高齢者は経済的理由などで改修を敬遠する傾向にあり、支援を手厚くする。2024年度補正予算案に経費を計上し、住宅金融支援機構が金融機関と提供する既存の融資制度「リ・バース60」を活用する。住んでいる市区町村から改修費の補助を受けるのが条件。融資に当たって審査があるほか、死亡すると自宅が売却される場合があることに注意が必要となる。

耐震改修、70歳以上は出費なし 自宅担保に借金、国が利払い(共同)

日本人は「親族に面倒をかけたくない」という独特の感情をもっている。リバース60はこれを「お金の問題」として解決してくれる。つまり相続人に余計な気を使わせずにすむ。

ところが今回の政府の政策はこの「相続人に余計な気を使わせたくない」という日本人の心情を理解していない。結果的に「相続人に精算・清算」を押し付ける仕組みになっている。だからおそらくこのパッケージはほとんど利用されないのではないかと思う。

能登半島地震を念頭にしたと書かれており過疎地対策であるという点にも注意する必要がある。能登半島地震を巡っては「政府は何もしてくれない」と批判する声が挙がっている。政府は批判を回避したいが過疎地にお金を使いたくないという気持ちもあるのだろう。

おそらく政府は官僚に対して「なんとなくやってる感を出せる政策を出せ」と指示したのではないか。そこで官僚がひねり出した答えが「そうだ!相続人に支払わせればいいのだ!」というものだった。

一応「政府が利子を払ってあげる」という「温情味のあふれる」提案に仕上がっている。共同通信も取り立てて反抗するのは大人げないと感じたのだろう。政府の発表を右から左に流している。

そもそも日本人の心情に合致しない上に「実家」が不良債権化しているという事情もある。新築信仰が強いため子ども世代は自分たちで土地を買って別の世帯を構えていることが多い。このため相続した実家に住むことはなく空き家にすると高い税金を負担することになる。そしてこれを売ろうとすると今度は取り壊し費用を負担する必要がある。だから実家は不良債権化するのである。

また過疎地の場合は家が売れるとは限らない。家が売れなければ単に価値のない不動産を相続することになり耐震工事費用だけが残ることになる。家か片付かなければ相続人は負債だけを背負うことになりかねない。

結果的に息子・娘は「自分たちが相続できるわけでもないモノを片付ける」ために負担を強いられるだけの制度ということになる。ただし「誰も使わなければ実害もでない」ため取り立てて反対が広がる制度でもない。結果的に問題は何も解決しないというだけの話である。

なお、Quoraのコメント欄には「耐震工事ではなくグループホームなどに移転させて過疎地の家は整理すればいいのでは?」というコメントがついた。確かに一案ではある。

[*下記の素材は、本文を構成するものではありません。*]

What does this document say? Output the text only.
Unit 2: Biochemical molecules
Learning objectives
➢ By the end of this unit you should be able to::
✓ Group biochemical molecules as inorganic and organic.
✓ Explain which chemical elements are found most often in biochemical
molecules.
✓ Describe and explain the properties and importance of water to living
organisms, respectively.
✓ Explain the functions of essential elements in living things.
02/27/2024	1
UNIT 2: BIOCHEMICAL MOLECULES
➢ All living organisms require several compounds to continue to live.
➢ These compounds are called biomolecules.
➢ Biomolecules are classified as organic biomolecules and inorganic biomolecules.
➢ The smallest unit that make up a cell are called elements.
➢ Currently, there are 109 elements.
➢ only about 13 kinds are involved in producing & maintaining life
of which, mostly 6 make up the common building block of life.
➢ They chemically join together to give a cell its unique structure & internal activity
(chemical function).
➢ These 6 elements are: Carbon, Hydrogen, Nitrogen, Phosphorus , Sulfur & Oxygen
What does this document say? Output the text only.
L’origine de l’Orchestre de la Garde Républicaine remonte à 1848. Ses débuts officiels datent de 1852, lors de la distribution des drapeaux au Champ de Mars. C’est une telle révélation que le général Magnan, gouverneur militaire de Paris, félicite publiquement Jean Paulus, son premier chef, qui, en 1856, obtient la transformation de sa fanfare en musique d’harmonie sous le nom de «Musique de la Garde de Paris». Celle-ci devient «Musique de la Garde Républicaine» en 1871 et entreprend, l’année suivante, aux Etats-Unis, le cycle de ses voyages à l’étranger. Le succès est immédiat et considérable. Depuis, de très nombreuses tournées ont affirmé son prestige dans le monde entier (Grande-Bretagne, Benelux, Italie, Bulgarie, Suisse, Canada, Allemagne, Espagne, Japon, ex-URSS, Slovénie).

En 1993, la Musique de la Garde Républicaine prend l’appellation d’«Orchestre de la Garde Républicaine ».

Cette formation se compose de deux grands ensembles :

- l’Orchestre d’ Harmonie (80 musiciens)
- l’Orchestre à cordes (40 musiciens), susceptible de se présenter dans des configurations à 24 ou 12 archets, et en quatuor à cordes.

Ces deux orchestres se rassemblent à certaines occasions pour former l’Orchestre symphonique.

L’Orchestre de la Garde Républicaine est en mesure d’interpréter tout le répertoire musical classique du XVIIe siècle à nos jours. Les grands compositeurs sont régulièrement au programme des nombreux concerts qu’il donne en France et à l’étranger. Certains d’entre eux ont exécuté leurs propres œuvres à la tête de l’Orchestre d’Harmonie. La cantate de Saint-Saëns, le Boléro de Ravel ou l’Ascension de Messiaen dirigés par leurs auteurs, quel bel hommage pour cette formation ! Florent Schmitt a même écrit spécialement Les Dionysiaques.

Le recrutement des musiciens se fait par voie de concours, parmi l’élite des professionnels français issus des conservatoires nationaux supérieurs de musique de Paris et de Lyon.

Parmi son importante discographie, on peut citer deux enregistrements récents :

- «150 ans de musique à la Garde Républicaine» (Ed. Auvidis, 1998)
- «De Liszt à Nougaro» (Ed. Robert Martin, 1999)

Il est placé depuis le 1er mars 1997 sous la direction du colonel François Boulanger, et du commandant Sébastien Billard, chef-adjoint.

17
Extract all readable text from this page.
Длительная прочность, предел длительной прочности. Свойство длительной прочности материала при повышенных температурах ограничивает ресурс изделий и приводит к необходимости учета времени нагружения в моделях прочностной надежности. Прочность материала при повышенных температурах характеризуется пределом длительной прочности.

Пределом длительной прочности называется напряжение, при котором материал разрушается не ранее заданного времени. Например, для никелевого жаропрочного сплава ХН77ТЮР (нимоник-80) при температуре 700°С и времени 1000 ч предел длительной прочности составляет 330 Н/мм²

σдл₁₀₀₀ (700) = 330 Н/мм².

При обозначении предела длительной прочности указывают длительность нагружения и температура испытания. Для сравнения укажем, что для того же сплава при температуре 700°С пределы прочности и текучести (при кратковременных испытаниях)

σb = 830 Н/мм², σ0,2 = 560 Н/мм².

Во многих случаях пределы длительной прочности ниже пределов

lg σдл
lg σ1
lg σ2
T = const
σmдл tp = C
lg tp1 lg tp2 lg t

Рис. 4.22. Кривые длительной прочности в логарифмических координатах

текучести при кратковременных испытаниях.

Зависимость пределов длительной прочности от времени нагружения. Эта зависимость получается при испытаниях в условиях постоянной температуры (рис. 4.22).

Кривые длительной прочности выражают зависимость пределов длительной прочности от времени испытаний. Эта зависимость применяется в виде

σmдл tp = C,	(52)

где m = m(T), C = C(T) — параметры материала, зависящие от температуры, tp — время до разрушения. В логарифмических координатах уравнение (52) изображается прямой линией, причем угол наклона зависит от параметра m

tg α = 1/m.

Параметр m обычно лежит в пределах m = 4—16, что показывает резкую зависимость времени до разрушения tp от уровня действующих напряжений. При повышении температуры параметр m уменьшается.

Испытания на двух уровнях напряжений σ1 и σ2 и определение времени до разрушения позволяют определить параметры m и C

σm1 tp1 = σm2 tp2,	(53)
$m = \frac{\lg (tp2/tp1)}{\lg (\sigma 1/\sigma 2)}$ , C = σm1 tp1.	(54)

しかしながら実際には能登半島では「みんな一括でなければ動かない・動きたくない」という人達がいる。いっけんわがままな気がするが狭い人間関係に慣れてしまった人は人間関係が変わると外に出なくなる人たちが多いと聞く。実際に健康を壊してしまう人もいると聞く。このため人間関係まるごとでなければ移転ができないという事情がある。

官僚は合理的な政策を提案することはできても日本人の心情までコントロールすることはできない。これはもともと政治の役割だが政治はそもそも政策は作らない。

耐震工事が経済的に合理化されるためには「そもそも家が資産とみなされる」必要もある。つまり政府と官僚が戦わなければならないのは実は日本の住宅慣行である。

日本には「新築」信仰があり土地が資産とみなされることはあっても上モノ(建物)は資産にならないという了解がある。結果的に耐震工事をしても相続した段階で更地にして売るしかないということになり都市部であっても耐震工事は経済的に正当化されにくい。誰も住む予定がない家をわざわざ耐震化して取り壊す人などいないだろう。

ヨーロッパ人は家を資産と考える傾向があり日本の古い家屋にも魅力を感じる人が多いそうだ。こうした人達が日本に来てインフルエンサーとして活躍することが増えている。ヨーロッパ人にとって見れば宝の山だが日本人は全く価値を理解しようとしない。BBCは「なぜ日本ではリフォーム・リノベーションがそれほど活用されないのか?」「なぜこんなに空き家が多いのか」と呆れ気味に近年の日本の住宅事情について伝えている。

まさに不思議の国ニッポンという気がする。